At first I didn't think today was going to go well, in terms of the number of the drawings. No one seemed to want to sit still today. So I stayed a bit longer than usual and waited until I could get some good subjects. Thankfully I was rewarded by a couple of decent ones towards the end of the trip. People in the cafe are never, or very rarely, stationary, but some people move more than others. I was lucky to get a couple today that, although they moved around a bit and were chatting, their bodies stayed in something like the same positions for long enough to allow me to relate the main shapes.

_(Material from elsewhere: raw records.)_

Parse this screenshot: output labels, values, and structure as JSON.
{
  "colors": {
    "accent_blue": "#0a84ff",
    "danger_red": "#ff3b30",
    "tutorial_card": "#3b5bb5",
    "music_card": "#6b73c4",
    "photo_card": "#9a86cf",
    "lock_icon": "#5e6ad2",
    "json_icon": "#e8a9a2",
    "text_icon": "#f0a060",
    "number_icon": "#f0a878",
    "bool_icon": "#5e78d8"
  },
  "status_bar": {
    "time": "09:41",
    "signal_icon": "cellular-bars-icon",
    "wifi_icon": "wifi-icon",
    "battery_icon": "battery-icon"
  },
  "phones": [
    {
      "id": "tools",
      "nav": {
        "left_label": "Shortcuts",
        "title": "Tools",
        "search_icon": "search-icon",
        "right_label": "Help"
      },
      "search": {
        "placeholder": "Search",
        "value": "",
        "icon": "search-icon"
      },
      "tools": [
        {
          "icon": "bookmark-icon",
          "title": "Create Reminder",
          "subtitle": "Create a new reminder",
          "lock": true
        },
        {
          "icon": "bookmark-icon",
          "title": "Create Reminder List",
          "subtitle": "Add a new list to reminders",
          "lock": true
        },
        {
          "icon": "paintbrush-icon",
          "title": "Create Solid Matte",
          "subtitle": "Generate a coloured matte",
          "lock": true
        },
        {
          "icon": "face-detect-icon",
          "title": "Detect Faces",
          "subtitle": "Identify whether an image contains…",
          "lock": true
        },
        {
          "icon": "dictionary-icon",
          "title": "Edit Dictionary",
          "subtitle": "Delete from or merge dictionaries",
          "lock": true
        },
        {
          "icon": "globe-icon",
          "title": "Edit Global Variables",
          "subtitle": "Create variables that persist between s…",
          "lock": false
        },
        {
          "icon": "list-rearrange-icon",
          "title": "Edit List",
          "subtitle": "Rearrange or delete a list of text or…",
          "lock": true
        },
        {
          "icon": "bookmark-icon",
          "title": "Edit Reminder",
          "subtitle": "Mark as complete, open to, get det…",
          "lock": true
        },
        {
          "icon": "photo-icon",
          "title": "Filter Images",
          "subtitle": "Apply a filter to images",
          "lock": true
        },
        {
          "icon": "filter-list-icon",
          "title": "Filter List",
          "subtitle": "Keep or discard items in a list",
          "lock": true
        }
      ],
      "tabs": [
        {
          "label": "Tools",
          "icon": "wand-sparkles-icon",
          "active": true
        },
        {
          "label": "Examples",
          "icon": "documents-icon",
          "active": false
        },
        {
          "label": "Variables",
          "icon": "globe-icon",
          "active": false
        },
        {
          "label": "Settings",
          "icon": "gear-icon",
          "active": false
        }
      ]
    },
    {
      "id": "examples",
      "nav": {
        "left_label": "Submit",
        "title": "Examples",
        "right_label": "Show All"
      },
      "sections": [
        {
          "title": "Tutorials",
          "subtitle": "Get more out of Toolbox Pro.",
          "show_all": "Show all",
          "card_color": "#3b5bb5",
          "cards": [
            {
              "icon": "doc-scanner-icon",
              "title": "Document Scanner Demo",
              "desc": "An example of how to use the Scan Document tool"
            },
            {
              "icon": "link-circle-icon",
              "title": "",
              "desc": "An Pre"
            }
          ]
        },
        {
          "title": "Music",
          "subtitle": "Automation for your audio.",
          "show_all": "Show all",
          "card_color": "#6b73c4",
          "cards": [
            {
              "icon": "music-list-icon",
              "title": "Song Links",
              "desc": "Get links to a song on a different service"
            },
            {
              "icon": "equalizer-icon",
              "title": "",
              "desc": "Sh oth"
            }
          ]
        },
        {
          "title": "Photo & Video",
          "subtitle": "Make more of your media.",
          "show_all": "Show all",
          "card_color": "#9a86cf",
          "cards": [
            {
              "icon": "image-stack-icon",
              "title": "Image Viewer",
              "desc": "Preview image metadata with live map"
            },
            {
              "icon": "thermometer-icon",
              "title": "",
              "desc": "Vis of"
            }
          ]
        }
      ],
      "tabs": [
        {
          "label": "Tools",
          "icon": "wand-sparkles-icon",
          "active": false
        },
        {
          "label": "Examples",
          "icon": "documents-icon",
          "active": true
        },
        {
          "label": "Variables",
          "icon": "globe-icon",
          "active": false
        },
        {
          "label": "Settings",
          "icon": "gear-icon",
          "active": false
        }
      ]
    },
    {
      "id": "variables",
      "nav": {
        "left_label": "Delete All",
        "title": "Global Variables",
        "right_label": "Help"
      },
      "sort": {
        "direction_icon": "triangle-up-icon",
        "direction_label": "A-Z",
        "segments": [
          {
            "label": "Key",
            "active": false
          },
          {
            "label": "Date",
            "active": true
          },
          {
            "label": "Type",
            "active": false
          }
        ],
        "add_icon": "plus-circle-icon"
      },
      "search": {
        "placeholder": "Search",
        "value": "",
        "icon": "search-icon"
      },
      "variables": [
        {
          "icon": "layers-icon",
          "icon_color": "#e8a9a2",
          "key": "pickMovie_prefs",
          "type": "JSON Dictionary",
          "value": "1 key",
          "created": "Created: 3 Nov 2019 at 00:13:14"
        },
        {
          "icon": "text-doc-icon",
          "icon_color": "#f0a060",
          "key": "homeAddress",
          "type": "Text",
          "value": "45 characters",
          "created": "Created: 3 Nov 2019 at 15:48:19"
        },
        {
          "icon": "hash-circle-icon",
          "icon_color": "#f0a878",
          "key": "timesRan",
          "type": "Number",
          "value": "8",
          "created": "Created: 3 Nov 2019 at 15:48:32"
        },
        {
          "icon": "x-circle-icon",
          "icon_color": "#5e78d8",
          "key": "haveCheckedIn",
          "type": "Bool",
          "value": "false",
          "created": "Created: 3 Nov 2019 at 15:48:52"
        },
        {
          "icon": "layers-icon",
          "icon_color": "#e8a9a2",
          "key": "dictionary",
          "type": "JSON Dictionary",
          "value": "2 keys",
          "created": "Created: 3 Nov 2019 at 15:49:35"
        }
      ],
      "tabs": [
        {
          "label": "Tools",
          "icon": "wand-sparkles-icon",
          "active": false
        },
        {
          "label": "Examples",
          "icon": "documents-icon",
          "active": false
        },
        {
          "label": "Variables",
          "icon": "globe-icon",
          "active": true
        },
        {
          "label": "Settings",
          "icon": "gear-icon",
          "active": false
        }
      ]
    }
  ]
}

Previously I would work up these drawings by starting from a distinctive line, say the collar, and let my pencil kind of crawl around the drawing from there. Now I do them much more like a Bargue drawing - establish the highest, lowest, furthest left and furthest right points of the head, then gradually refine the overall shapes before I think about the features. It means I can get the drawings done quicker, but without feeling too rushed.
It may be that something in particular attracts me to drawing someone, their hair, their eyes or the shape of their profile maybe. But I'm finding that by disciplining myself and making sure I ignore those things until I've got the main shapes somewhere near, I'm getting better proportioned drawings, which also seem to be better likenesses. When I finally get to doing portraits, I plan to approach them in the same way.
I was just starting to introduce some of the details, her ear, the line of her glasses, her hair line down to her ear, gradually refining as I went. So far so good. Then she got up and left. Bugger. That happens a lot with these drawings. It's a good idea to pick people who've just sat down, then you know that at least you'll have fifteen minutes or so to decide whether to draw them or not, and to get at least some way through the drawing.
Since I already had the main shapes, I finished the drawing from memory. Of course it looks less like her because of that, but not too far off, and overall it works better than some of the previous ones, purely and simply because I made sure I had the proportions right first.
I went on with the drawing anyway. One thing I noticed today is that you can often still get things in pretty much the right vertical relationship to each other, like say the ear to the collar, even when the person is jigging about like a jack in the box. Horizontal measurements are less easy, and require a view of the head from pretty much the same angle as you started it from. So it's this guy's own fault that I made him look even more bull-necked than he really was. Sorry my friend, but that's the price you pay for not sitting still. Not to worry, on to the next one.
As with the previous two, this one was done by laying in the main shapes first, then adding gradually finer detail until eventually I actually managed to get his features. I even had time to make some corrections to this profile. The frustration that was starting to rise in me after trying to draw bull-neck man dissipated, and I started to enjoy myself. I must have got a good ten of fifteen minutes with this guy, an unusually long pose. Thank you, I'll look out for you again, and I promise I won't tell your wife.
It was her profile that attracted me to her, very sharp, with a beautifully distinctive hooked nose. She probably hates it but I loved it. This one was started as before, with the four extreme points placed first, followed by the shape of her hair. She was moving about a fair bit, and I had to crane over the people in front of me a few times to be able to see her, (people must think I'm very odd sometimes,) but thankfully the drawing came out ok. The likeness isn't great, but overall the shapes and proportions are something like. I could have done a more convincing job if I could have seen the details of her eyes a little more clearly, but not to worry, that's cafe sketching for you.
Usually I like to end these write ups of cafe sketching trips with a tidy conclusion. All I've got to say today is that it's good to be back.